Testemunho de José Sequeira, elemento da Igreja Lusitana do Torne (Comunhão Anglicana), sobre a experiência da relação ecuménica com a Comunidade.
Permitam-me que comece por citar o salmista:
“Que alegria quando me disseram:
‘Vamos à casa do Senhor!’.
Os nossos passos se detêm às tuas portas, ó Jerusalém.

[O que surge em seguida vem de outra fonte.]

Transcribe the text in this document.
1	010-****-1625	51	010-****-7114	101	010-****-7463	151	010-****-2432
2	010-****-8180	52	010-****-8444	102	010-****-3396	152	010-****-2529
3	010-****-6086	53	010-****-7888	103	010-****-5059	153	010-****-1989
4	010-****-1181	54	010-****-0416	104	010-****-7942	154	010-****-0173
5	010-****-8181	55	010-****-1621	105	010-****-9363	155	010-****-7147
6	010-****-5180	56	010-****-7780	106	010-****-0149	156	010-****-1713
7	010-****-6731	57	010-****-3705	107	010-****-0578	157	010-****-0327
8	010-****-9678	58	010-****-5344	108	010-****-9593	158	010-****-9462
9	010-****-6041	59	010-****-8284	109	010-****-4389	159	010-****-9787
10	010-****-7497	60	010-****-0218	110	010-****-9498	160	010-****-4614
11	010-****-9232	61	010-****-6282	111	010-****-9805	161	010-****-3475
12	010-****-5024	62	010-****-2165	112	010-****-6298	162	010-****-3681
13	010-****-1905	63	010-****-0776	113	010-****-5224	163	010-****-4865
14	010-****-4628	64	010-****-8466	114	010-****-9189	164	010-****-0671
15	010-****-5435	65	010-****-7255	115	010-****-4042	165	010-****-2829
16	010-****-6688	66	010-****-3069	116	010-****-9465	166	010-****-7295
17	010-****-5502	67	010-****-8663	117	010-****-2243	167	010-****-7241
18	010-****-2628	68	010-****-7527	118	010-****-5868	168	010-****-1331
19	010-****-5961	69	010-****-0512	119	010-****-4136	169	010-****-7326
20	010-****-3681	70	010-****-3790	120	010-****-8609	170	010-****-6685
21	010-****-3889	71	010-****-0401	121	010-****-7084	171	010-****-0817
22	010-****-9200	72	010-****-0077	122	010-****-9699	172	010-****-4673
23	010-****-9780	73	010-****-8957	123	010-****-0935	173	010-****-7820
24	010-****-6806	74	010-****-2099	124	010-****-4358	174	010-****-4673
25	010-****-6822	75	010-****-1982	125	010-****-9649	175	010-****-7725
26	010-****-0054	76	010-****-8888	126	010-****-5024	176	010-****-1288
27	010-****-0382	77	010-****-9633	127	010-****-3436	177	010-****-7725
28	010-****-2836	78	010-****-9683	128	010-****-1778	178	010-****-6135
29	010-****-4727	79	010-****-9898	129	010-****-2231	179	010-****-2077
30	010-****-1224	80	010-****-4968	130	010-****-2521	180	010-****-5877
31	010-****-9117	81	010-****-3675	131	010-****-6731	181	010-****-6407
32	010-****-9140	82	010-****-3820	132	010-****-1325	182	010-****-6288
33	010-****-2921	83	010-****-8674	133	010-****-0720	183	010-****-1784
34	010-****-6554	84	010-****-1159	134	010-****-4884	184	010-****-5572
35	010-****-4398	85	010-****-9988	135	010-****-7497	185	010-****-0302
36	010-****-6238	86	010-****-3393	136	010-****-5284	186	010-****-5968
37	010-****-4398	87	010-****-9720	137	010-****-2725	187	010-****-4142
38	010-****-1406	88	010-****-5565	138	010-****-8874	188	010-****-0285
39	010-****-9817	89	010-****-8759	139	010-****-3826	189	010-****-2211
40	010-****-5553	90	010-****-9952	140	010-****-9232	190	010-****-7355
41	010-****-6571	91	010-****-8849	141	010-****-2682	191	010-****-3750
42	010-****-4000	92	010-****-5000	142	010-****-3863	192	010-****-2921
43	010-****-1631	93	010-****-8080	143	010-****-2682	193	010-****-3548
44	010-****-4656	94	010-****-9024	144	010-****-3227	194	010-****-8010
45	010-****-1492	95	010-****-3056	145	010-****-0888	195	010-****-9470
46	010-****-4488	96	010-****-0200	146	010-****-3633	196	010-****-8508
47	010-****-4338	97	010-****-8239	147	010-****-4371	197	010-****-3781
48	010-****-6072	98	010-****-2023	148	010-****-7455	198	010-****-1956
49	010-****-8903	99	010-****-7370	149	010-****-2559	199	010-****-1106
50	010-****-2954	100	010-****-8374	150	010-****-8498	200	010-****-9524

Jerusalém, cidade bem construída, harmoniosamente edificada,
Onde sobem as tribos, as tribos do Senhor, como testemunho para Israel, para louvarem o Senhor”
(Sl 122,1-4).
É, de facto, com muita alegria que, tal como as tribos que sobem a Jerusalém, hoje, como muitas vezes o faço, subi o monte que nos dá acesso a este Mosteiro onde esta comunidade, que desde já felicito, há cinquenta anos, se reúne para louvar o Senhor. E, juntamente comigo, trago a saudação muito carinhosa e calorosa de toda a comunidade da Paróquia de São João Evangelista – Igreja do Torne e do Pároco, Presbítero Jaime Dias. Trago também uma palavra amiga de D. Jorge Pina Cabral, Bispo Diocesano e companheiro de muitos anos da nossa caminhada conjunta.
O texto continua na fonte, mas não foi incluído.